Merkez Bankası Başkanı Şahap Kavcıoğlu, İSO Meclisi’nde buluştuğu sanayicilerle tartıştı: 'Kimse dövizi bozmuyor' (Cumhuriyet)

İstanbul Sanayi Odası Meclisi toplantısında, sanayiciler ile Merkez Bankası Başkanı Şahap Kavcıoğlu arasında döviz tartışması yaşandı. Kavcıoğlu, “Bankacılıkta yüzde 15- 16 ile verilen ucuz kredi ile kimse döviz almasın, mal stoku yapmasın” dedi. Kavcıoğlu’nun sözleri üzerine İSO Yönetim Kurulu Başkanı Bahçıvan, üretim ihtiyaçları nedeniyle mal alanların zan altında bırakılmamasını istedi. Meclis Başkanı Zeynep Bodur Okyay da sanayiciye daha yakın olunmasını önerdi.


İstanbul Sanayi Odası (İSO) Meclisi’nin dünkü temmuz ayı olağan toplantısı, sanayiciler ile Merkez Bankası Başkanı Şahap Kavcıoğlu arasında döviz tartışmasına ve kavgasına sahne oldu.

Toplantının açılışını yapan İSO Yönetim Kurulu Başkanı Erdal Bahçıvan, faiz maliyetlerinin düşürülmesine dönük çalışmaların en güçlü taraftarı olduklarını hatırlatarak şöyle devam etti: “Ancak ekonomik güven ve küresel gerçeklerle uyum sağlamayan birtakım adımlar kısa vadede yüksek faize dönük bazı çözümler getirse dahi, oluşturduğu güven kırılganlıkları, beklentilerdeki bozulmaların etkisiyle daha uzun vadede hem finansal kaynaklara erişimi zorlaştırmakta hem maliyetini artıryor.”

Kavcıoğlu ise dünyanın fırtınalı zamandan geçtiğini, sanayicinin bu fırtınayı hem kendi çabaları hem TCMB’nin sağladığı finansal koşullar sayesinde olabilecek en iyi şekilde geçirdiğini belirtirken şuna vurgu yaptı: “Para politikamızı ve modelimizi değiştirmeyeceğiz.” Kavcıoğlu, meclis üyelerinin özellikli döviz ve krediye ilişkin sorularını ise özetle şöyle yanıtladı:

  • Bir trilyon verilmiş kaynak var ama herkes şikâyet ediyor, nerede bu para? Verilen kaynakların bir kısmı ile herkes döviz aldı biliyorum. Döviz hastalığı var kimse dövizi bozmuyor.
  • Hesabında çok fazla döviz varken hâlâ bankalardan ucuz kredi alıp döviz almanın önüne geçmek amacımız. Bankacılık sektöründe yüzde 15-16 ile verilen ucuz kredi ile kimse döviz almasın, mal stoku yapmasın.

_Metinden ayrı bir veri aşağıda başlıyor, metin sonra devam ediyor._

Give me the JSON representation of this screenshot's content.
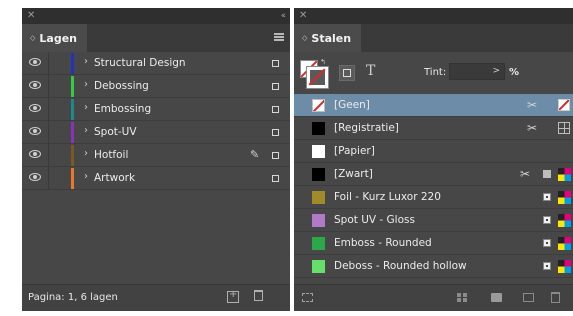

Kavcıoğlu’nun bu sözleri üzerine araya giren Bahçıvan ise üretim ihtiyaçları nedeniyle mal alanların zan altında bırakılmamasını istedi. İSO Meclis Başkanı Zeynep Bodur Okyay da sanayiciye daha yakın olunmasını önerdi. 

                                                           /././

Kavcıoğlu sanayiciyi stokçulukla suçladı (Bora Erdin-Cumhuriyet)

Merkez Bankası Başkanı Şahap Kavcıoğlu İSO’da düzenlenen toplantıda sanayiciyi stokçulukla suçlayınca İSO Başkanı Erdal Bahçıvan sert bir dille itiraz etti.

Ekonomi politikaları ile ilgili son dönemde Türkiye'de gerçekleşen en ilginç toplantı İstanbul Sanayi Odası (İSO) çatısı altında gerçekleştirildi.

Toplantıda yüksek faizle kredi almak durumda kaldığını ifade eden sanayiciye Türkiye Cumhuriyet Merkez Bankası Başkanı (TCMB) Şahap Kavcıoğlu, "Alma abicim alma" diye tepki gösterdi. 

Kavcıoğlu sanayiciyi stokçulukla suçladı. İSO Başkanı Erdal Bahçıvan bu yorumu sert bir dille eleştirdi. Bahçıvan, "Kendisini enflasyondan korumak için döviz alan veya stok tutan sanayiciyi aynı çatı altında tutmayız” dedi. 

Bahçıvan, “Tedarik sıkıntısı olan bir dünyadan geliyoruz. Sizin her bir cümleniz çok kıymetli. Stok konusunda hiçbir Türk ihracatçısı stoku içerisinde envanteri istismar etmek için kullanmamaktadır. 

Hiçbirimizi stok yapmaktan mutlu değiliz. Taktire dönmesi gereken bir başarıyı stokçuluk olarak anlatırsanız bu büyük sorun yaratır" diye konuştu.

Bahçıvan, "Bunları çok tehlikeli ithamlar olarak görüyorum. Talihsiz bir söylemler" diye ekledi. 

Merkez Bankası Başkanı Kavcıoğlu ise "Bu bir itham değildir" diyerek sözünü kesti ve "Ucuz kredileri alıp döviz satın alanlar, stok yapanlar vakadır. Bunları kendi içinizde konuşup çözmeniz lazım. Türkiye'nin sorunlarından biridir. Merkez Bankası Başkanı olarak benim görev alanıma da girmiyor. 1 trilyon kredi kullanılmış 6 ayda ve bunun faiz oranı yüzde 16. Bu kaynakların doğru yere gidip gitmediğini konuşmamız lazım. İşte buradaki tespitleri paylaştım. Yanlış yapana yanlış yaptı diyeceğiz” şeklinde konuştu.